The film clip below, from the movie Monterey Pop which documents, shows only a brief excerpt from Shankar’s four hour performance.
For the better part of the first 6 minutes, the music is providing a background for surveying the “scene” at the festival. At the 6:30 mark, you can catch a glimpse of Jimi Hendrix and Mike Bloomfield listening intently to the music before the camera shows us the beaming face of Shankar’s tabla player, Alla Rakha and then finally Ravi Shankar himself (you can also catch glimpses of people like Michelle Phillips from the Mama & Papas and Mickey Dolenz of the Monkees).

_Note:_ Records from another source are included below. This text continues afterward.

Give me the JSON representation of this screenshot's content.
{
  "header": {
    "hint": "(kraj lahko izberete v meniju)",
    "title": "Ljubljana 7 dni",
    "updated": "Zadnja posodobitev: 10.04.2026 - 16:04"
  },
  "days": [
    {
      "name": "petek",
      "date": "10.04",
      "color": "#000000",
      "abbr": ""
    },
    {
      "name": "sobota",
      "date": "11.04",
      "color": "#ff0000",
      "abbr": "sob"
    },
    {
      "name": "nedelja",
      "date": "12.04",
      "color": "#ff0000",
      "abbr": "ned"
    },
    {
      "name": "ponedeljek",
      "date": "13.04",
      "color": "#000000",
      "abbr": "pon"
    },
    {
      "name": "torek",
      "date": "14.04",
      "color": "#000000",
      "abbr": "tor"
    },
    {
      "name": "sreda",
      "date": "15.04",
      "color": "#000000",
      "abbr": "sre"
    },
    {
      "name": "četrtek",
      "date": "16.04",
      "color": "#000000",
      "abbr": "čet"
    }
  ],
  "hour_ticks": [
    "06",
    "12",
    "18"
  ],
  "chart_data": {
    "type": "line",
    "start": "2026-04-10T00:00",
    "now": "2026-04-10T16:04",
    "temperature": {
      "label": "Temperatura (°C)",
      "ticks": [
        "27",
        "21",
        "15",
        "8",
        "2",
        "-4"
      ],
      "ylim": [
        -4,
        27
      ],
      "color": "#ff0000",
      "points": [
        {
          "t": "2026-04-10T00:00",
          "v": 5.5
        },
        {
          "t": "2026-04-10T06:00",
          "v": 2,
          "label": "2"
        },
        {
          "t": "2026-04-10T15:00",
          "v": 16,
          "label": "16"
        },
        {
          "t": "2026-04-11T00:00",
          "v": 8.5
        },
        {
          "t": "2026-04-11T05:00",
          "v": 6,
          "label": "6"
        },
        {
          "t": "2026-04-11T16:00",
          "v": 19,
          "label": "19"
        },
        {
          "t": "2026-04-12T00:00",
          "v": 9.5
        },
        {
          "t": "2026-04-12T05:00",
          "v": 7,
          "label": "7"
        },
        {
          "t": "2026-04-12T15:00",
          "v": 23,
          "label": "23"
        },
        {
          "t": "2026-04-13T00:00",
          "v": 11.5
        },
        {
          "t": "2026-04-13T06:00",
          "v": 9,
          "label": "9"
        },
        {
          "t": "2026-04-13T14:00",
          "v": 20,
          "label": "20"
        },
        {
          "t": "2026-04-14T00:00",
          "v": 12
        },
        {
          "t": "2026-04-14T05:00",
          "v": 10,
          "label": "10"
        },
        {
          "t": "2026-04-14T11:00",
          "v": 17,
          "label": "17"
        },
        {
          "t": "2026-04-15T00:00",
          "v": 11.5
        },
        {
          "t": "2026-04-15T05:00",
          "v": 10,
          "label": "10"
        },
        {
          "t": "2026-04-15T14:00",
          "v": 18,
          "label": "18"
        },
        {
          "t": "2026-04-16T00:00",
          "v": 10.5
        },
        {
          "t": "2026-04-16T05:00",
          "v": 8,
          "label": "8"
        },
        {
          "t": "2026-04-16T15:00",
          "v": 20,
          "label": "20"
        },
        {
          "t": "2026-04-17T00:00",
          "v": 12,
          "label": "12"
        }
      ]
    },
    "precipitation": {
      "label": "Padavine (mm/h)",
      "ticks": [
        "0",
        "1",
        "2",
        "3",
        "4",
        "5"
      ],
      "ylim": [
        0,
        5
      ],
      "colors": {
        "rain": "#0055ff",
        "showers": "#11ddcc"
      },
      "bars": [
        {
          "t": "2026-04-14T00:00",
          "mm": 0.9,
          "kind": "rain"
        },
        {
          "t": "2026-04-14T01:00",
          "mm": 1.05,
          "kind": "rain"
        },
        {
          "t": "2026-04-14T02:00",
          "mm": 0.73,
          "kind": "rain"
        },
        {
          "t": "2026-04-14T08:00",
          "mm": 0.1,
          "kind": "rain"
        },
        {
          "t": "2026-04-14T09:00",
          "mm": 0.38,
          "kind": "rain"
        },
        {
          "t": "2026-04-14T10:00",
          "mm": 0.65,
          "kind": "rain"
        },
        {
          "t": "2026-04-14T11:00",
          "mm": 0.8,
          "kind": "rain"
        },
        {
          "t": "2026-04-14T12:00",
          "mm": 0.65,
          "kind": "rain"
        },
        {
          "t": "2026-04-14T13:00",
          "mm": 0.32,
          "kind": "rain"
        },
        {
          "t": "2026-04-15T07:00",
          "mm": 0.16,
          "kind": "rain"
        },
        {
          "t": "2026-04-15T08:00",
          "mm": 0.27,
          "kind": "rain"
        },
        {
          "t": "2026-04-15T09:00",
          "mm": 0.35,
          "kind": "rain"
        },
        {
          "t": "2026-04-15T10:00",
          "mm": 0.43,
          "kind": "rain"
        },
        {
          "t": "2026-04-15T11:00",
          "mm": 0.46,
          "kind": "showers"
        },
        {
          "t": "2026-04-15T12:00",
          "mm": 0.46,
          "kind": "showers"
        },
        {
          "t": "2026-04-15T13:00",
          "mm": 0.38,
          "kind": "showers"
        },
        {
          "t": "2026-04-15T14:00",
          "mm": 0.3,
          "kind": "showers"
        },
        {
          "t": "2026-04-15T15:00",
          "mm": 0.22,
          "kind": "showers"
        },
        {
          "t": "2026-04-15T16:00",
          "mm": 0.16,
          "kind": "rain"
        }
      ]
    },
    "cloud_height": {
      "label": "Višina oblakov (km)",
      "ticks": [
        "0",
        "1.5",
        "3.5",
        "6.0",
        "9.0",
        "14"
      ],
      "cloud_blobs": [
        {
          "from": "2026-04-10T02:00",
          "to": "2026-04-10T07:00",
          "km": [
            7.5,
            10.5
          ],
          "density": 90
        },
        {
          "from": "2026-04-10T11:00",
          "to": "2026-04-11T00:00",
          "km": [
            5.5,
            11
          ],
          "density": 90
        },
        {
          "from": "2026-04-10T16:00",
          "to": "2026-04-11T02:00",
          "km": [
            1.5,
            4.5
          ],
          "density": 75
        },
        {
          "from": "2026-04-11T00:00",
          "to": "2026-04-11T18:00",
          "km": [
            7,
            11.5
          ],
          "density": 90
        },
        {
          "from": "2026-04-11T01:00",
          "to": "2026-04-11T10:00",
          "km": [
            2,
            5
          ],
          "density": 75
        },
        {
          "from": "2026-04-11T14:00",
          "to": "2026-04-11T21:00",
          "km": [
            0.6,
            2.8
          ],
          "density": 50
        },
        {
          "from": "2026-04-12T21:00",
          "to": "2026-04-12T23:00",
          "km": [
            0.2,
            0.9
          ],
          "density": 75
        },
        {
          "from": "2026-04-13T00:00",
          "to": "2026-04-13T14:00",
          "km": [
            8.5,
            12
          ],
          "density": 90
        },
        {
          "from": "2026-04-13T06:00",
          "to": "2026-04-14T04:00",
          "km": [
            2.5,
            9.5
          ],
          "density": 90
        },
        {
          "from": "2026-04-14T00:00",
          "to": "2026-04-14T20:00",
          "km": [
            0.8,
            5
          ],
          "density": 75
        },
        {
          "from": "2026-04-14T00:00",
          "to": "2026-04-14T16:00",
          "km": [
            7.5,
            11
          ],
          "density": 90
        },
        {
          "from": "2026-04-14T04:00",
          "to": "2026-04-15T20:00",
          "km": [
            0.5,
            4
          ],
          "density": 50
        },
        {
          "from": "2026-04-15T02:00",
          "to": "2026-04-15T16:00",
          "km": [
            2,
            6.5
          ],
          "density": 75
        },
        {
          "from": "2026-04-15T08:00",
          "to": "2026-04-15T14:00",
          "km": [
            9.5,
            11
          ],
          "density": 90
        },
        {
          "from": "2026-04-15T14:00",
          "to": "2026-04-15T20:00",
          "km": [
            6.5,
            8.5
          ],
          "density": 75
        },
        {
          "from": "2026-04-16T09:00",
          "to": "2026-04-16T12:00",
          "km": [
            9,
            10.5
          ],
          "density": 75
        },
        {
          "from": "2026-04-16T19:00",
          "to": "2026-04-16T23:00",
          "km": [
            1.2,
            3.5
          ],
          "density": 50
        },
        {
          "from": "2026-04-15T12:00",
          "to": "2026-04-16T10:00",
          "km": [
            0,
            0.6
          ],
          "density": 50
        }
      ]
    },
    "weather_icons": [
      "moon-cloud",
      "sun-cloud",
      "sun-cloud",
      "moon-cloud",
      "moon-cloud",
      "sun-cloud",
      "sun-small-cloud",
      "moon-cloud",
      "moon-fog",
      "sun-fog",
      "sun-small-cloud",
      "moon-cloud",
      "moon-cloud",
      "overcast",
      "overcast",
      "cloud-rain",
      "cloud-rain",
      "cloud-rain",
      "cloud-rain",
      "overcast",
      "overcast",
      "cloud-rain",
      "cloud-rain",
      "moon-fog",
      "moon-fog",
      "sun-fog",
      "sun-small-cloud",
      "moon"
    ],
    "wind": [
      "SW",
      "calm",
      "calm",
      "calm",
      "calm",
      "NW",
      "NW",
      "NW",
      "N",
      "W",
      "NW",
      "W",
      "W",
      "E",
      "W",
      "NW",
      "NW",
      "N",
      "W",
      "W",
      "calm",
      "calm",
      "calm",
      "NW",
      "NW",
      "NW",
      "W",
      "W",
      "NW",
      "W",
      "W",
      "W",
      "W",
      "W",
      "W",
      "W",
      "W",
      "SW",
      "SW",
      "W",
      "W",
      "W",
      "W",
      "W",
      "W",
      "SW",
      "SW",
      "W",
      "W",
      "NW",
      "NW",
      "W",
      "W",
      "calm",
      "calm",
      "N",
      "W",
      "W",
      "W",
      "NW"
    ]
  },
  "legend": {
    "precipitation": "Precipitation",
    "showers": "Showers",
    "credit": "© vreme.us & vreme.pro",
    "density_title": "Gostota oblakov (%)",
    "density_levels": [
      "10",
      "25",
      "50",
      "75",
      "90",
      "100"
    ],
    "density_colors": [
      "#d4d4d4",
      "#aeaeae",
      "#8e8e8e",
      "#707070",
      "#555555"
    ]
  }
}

Alla Rakha, in many ways, steals the show from Ravi. The way he nonchalantly looks at Ravi while his finger seem to effortlessly play these amazingly intricate rhythms that mirror the flurries of notes from the sitar. Then there’s the extended exchanges between the sitar and tabla that can only be described as blistering that begins at the 11:35 mark. They finally join together for the big rave up ending that brings the western audience (many of whom were hearing Indian music for the first time) to their feet. Also, if you are wondering what the third musician who appears to be randomly plucking strings is doing, she is playing the Tambura, the instrument that supports the other instruments by providing a continuous harmonic drone.